20. Multitude

Rues, ville, foule. Tu as suivi. Tu as dérivé. Tu t’es assis. Tu attends.

Tu penses qu’il va se passer quelque chose.

En tout cas, tu es là pour ça, pour qu’il se passe quelque chose, alors tu t’y attends, tu attends. Vivre, c’est attendre. Tendre vers… et attendre… (et parfois très tendre)

Noël, anniversaire, puberté, âge adulte, indépendance, amour, travail, vacances, repos, toute ta vie, tu attends…  Sommeil, lettre, message, facteur, bus, courrier, train, connexion, feu vert, tonalité, paye, arrêt complet du véhicule, divorce, pluie, soleil, dégel, guérison, retraite, mort, délivrance, tu attends… Tu sais pas toujours quoi. Mais toujours, tu attends.

Et, ici, tu attends quoi ? Un train ? Un rendez-vous ? Un amour ? Tu sais plus. Tu sais que tu as erré, tu sais que tu as cherché, mais tu sais plus quoi, tu sais plus qui. Ici, ça grouille, ça pullule, ça attend. Ça regarde, ça cherche, ça interpelle, ça court, ça se précipite, ça s’arrête, ça se plante, ça attend. Gare ferroviaire ! Lieu flippant ô combien ! Drames, déchirures, humiliations, baisers, passions, adrénaline à fond. Ici tout est plus terrible, plus fort, plus cruel, plus bruyant, plus assourdissant. Tacatac, ramdam, grincement, voix criée, amplifiée, voix ferrée… Et au dessus de tout, l’horloge domine. La silencieuse horloge. Vers elle, tous regardent. Le temps qui passe, le temps qui presse, ici c’est lui qui règne ! Allez, amène-toi, train !

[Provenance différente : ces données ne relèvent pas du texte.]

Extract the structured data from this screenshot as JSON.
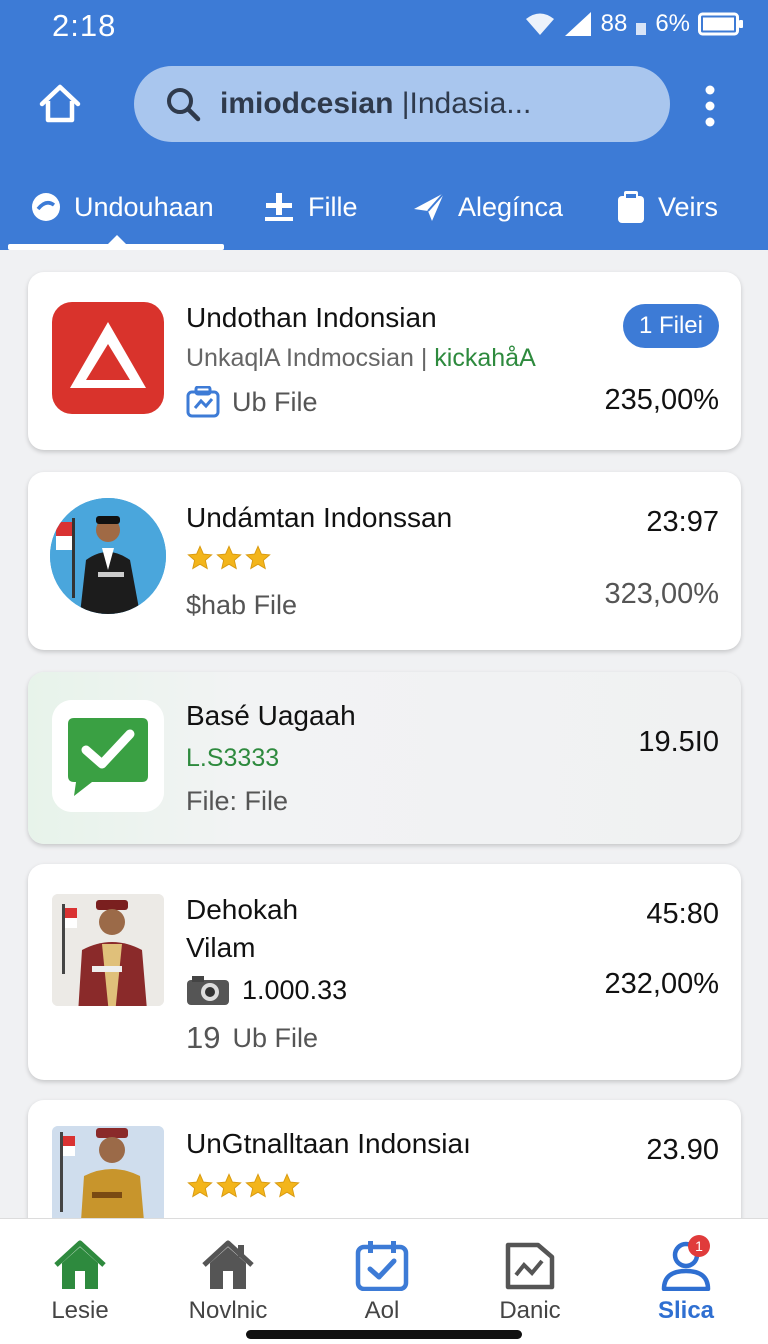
{
  "status_bar": {
    "time": "2:18",
    "network": "88",
    "battery": "6%"
  },
  "search": {
    "query_bold": "imiodcesian",
    "query_rest": " |Indasia..."
  },
  "tabs": [
    {
      "label": "Undouhaan",
      "icon": "download-icon",
      "active": true
    },
    {
      "label": "Fille",
      "icon": "file-icon"
    },
    {
      "label": "Alegínca",
      "icon": "send-icon"
    },
    {
      "label": "Veirs",
      "icon": "folder-icon"
    }
  ],
  "items": [
    {
      "title": "Undothan Indonsian",
      "subtitle_gray": "UnkaqlA Indmocsian |",
      "subtitle_green": " kickahåA",
      "meta_icon": "sync-icon",
      "meta": "Ub File",
      "badge": "1 Filei",
      "right": "235,00%"
    },
    {
      "title": "Undámtan Indonssan",
      "stars": 3,
      "meta": "$hab File",
      "right_top": "23:97",
      "right": "323,00%"
    },
    {
      "title": "Basé Uagaah",
      "subtitle_green": "L.S3333",
      "meta": "File: File",
      "right_top": "19.5I0"
    },
    {
      "title_line1": "Dehokah",
      "title_line2": "Vilam",
      "camera_value": "1.000.33",
      "meta_num": "19",
      "meta": "Ub File",
      "right_top": "45:80",
      "right": "232,00%"
    },
    {
      "title": "UnGtnalltaan Indonsiaı",
      "stars": 4,
      "right_top": "23.90"
    }
  ],
  "bottom_nav": [
    {
      "label": "Lesie",
      "icon": "home-icon",
      "color": "#2e8a3e"
    },
    {
      "label": "Novlnic",
      "icon": "house-icon",
      "color": "#444444"
    },
    {
      "label": "Aol",
      "icon": "calendar-check-icon",
      "color": "#444444"
    },
    {
      "label": "Danic",
      "icon": "document-icon",
      "color": "#444444"
    },
    {
      "label": "Slica",
      "icon": "profile-icon",
      "color": "#2f6fd1",
      "badge": "1"
    }
  ],
  "colors": {
    "header": "#3d7bd6",
    "accent_green": "#2e8a3e",
    "badge_blue": "#3d7bd6"
  }
}
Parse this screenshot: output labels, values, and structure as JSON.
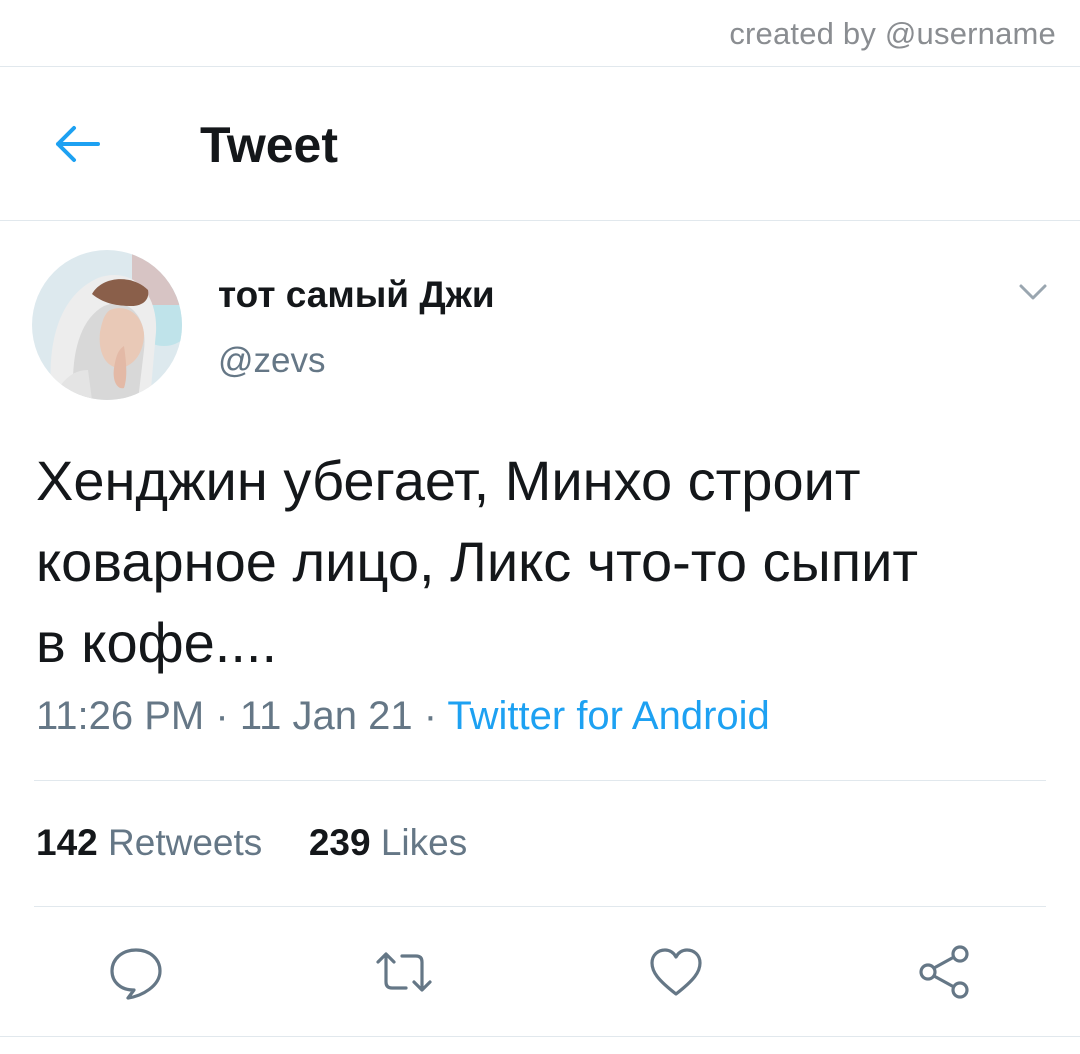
{
  "watermark": "created by @username",
  "header": {
    "title": "Tweet"
  },
  "tweet": {
    "display_name": "тот самый Джи",
    "handle": "@zevs",
    "text": "Хенджин убегает, Минхо строит\nковарное лицо, Ликс что-то сыпит\nв кофе....",
    "time": "11:26 PM",
    "date": "11 Jan 21",
    "separator": "·",
    "source": "Twitter for Android",
    "retweets_count": "142",
    "retweets_label": "Retweets",
    "likes_count": "239",
    "likes_label": "Likes"
  },
  "icons": {
    "back": "arrow-left-icon",
    "caret": "chevron-down-icon",
    "reply": "reply-icon",
    "retweet": "retweet-icon",
    "like": "heart-icon",
    "share": "share-icon"
  },
  "colors": {
    "accent": "#1da1f2",
    "text_primary": "#14171a",
    "text_secondary": "#657786",
    "divider": "#e1e8ed"
  }
}
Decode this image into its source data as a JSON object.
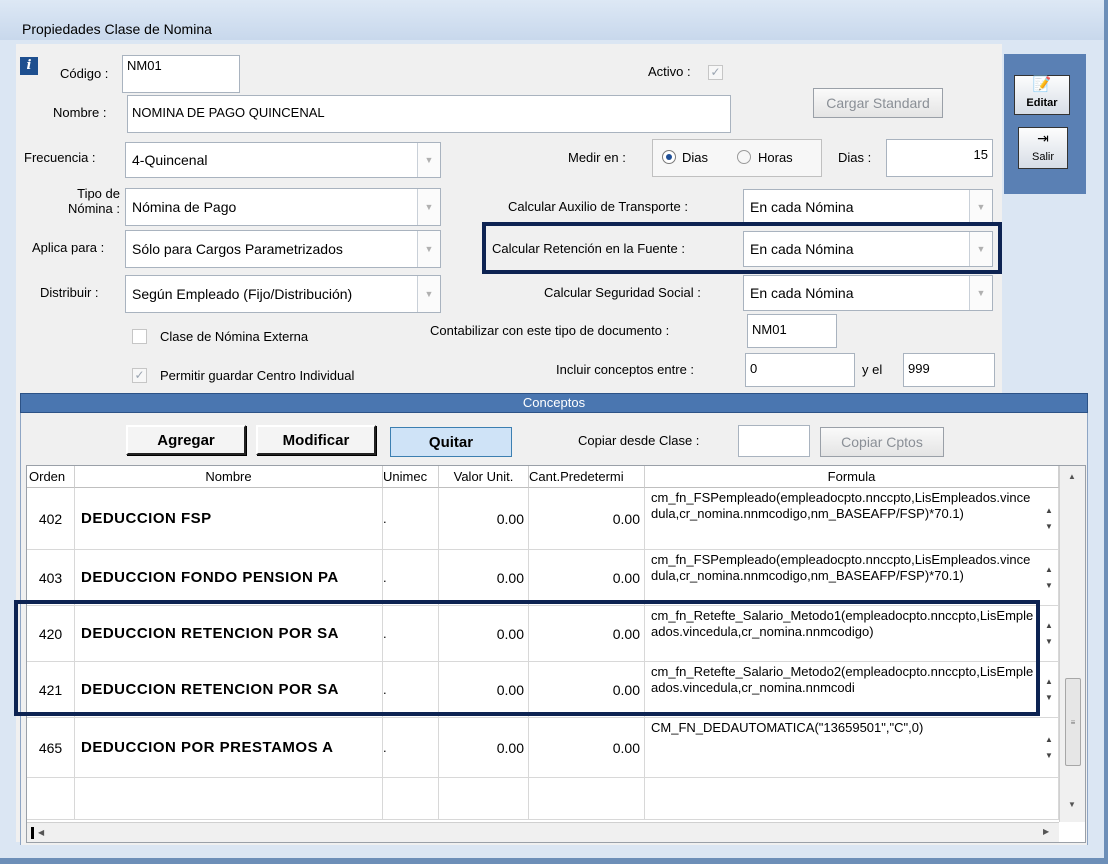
{
  "window": {
    "title": "Propiedades Clase de Nomina"
  },
  "icons": {
    "info": "info-icon",
    "edit": "edit-icon",
    "exit": "exit-icon"
  },
  "form": {
    "codigo_label": "Código :",
    "codigo_value": "NM01",
    "activo_label": "Activo :",
    "nombre_label": "Nombre :",
    "nombre_value": "NOMINA DE PAGO QUINCENAL",
    "cargar_standard": "Cargar Standard",
    "frecuencia_label": "Frecuencia :",
    "frecuencia_value": "4-Quincenal",
    "medir_label": "Medir en :",
    "medir_dias": "Dias",
    "medir_horas": "Horas",
    "dias_label": "Dias :",
    "dias_value": "15",
    "tipo_label_1": "Tipo de",
    "tipo_label_2": "Nómina :",
    "tipo_value": "Nómina de Pago",
    "aux_transporte_label": "Calcular Auxilio de Transporte :",
    "aux_transporte_value": "En cada Nómina",
    "aplica_label": "Aplica para :",
    "aplica_value": "Sólo para Cargos Parametrizados",
    "retencion_label": "Calcular Retención en la Fuente :",
    "retencion_value": "En cada Nómina",
    "distribuir_label": "Distribuir :",
    "distribuir_value": "Según Empleado (Fijo/Distribución)",
    "seguridad_label": "Calcular Seguridad Social :",
    "seguridad_value": "En cada Nómina",
    "externa_label": "Clase de Nómina Externa",
    "contabilizar_label": "Contabilizar con este tipo de documento :",
    "contabilizar_value": "NM01",
    "permitir_label": "Permitir guardar Centro Individual",
    "incluir_label": "Incluir conceptos entre :",
    "incluir_from": "0",
    "incluir_y": "y el",
    "incluir_to": "999"
  },
  "toolbar": {
    "editar": "Editar",
    "salir": "Salir"
  },
  "conceptos": {
    "header": "Conceptos",
    "agregar": "Agregar",
    "modificar": "Modificar",
    "quitar": "Quitar",
    "copiar_label": "Copiar desde Clase :",
    "copiar_value": "",
    "copiar_btn": "Copiar Cptos"
  },
  "grid": {
    "columns": [
      "Orden",
      "Nombre",
      "Unimec",
      "Valor Unit.",
      "Cant.Predetermi",
      "Formula"
    ],
    "rows": [
      {
        "orden": "402",
        "nombre": "DEDUCCION FSP",
        "unimed": ".",
        "valor": "0.00",
        "cant": "0.00",
        "formula": "cm_fn_FSPempleado(empleadocpto.nnccpto,LisEmpleados.vincedula,cr_nomina.nnmcodigo,nm_BASEAFP/FSP)*70.1)"
      },
      {
        "orden": "403",
        "nombre": "DEDUCCION FONDO PENSION PA",
        "unimed": ".",
        "valor": "0.00",
        "cant": "0.00",
        "formula": "cm_fn_FSPempleado(empleadocpto.nnccpto,LisEmpleados.vincedula,cr_nomina.nnmcodigo,nm_BASEAFP/FSP)*70.1)"
      },
      {
        "orden": "420",
        "nombre": "DEDUCCION RETENCION POR SA",
        "unimed": ".",
        "valor": "0.00",
        "cant": "0.00",
        "formula": "cm_fn_Retefte_Salario_Metodo1(empleadocpto.nnccpto,LisEmpleados.vincedula,cr_nomina.nnmcodigo)"
      },
      {
        "orden": "421",
        "nombre": "DEDUCCION RETENCION POR SA",
        "unimed": ".",
        "valor": "0.00",
        "cant": "0.00",
        "formula": "cm_fn_Retefte_Salario_Metodo2(empleadocpto.nnccpto,LisEmpleados.vincedula,cr_nomina.nnmcodi"
      },
      {
        "orden": "465",
        "nombre": "DEDUCCION POR PRESTAMOS A",
        "unimed": ".",
        "valor": "0.00",
        "cant": "0.00",
        "formula": "CM_FN_DEDAUTOMATICA(\"13659501\",\"C\",0)"
      }
    ]
  },
  "colors": {
    "highlight": "#0d2352",
    "section_bar": "#4a76b0",
    "window_bg": "#dbe6f3"
  }
}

Tu sais pas où tu vas ? Ça ne fait rien, tu monteras dedans, tu n’attendras plus. Dès qu’on roule, on attend moins. Rouler, circuler, c’est agir. Agir immobile, mais agir quand même. Aujourd’hui, on agit souvent immobile, même quand on travaille on attend beaucoup : transport en commun, automate en fonction, téléchargement en cours, impression en attente… Impression ? Qui dit roman dit impression, non ? Et aussi impressions… Mais je m’égare ferroviaire.

Femme élégante, là-bas, assise, sac à côté. Elle attend. Jambes croisées, décroisées. Elle disparaît, elle apparaît, selon ce qui circule entre elle et toi : jambes, pantalons, chaussures vernies, baskets, talons hauts, baskets, petits talons, jolis mollets, rapides, cachés, disparus, non, là-bas, où court-elle ? Elle fuit ? Toujours femme fuit. Femme fuit ? Ou femme fruit ? Mais l’autre au fait, assise là-bas ? Elle n’y est plus, le banc est vide. Tu commençais à la connaitre, disons que tu l’avais intégrée dans ton monde, elle a disparu. Train, amène-toi, train !

Décidément, tu ne te sens pas bien ici… Impression que quelque chose manque… Impression que tu crois reconnaître… Tout, ici, est trop indéterminé, sauf l’heure partout affichée ! Sauf le temps qui court avec précision. Mais le reste, humains, bâtiments, wagons, directions, provenances… rien n’est spécifique, tout semble interchangeable.

Tu vas partir, c’est décidé. N’importe où ! N’attends pas plus ! Demain il sera trop tard ! Ne choisis pas. Portières qui s’ouvrent devant toi, gens qui descendent…

Allez : monte… Et passe au chapitre 24… Ou alors au chapitre 54… ça dépend… Est-ce que, quand tu seras monté, tu vas te sentir soulagé ? Alors, pour toi, c’est bien le chapitre 24.

Mais, au contraire, si tu vas tout de suite te demander si tu es bien monté dans le bon train, et même acquérir rapidement la certitude que c’était l’autre train qui était le bon, celui qui partait sur l’autre quai, alors passe au chapitre 54.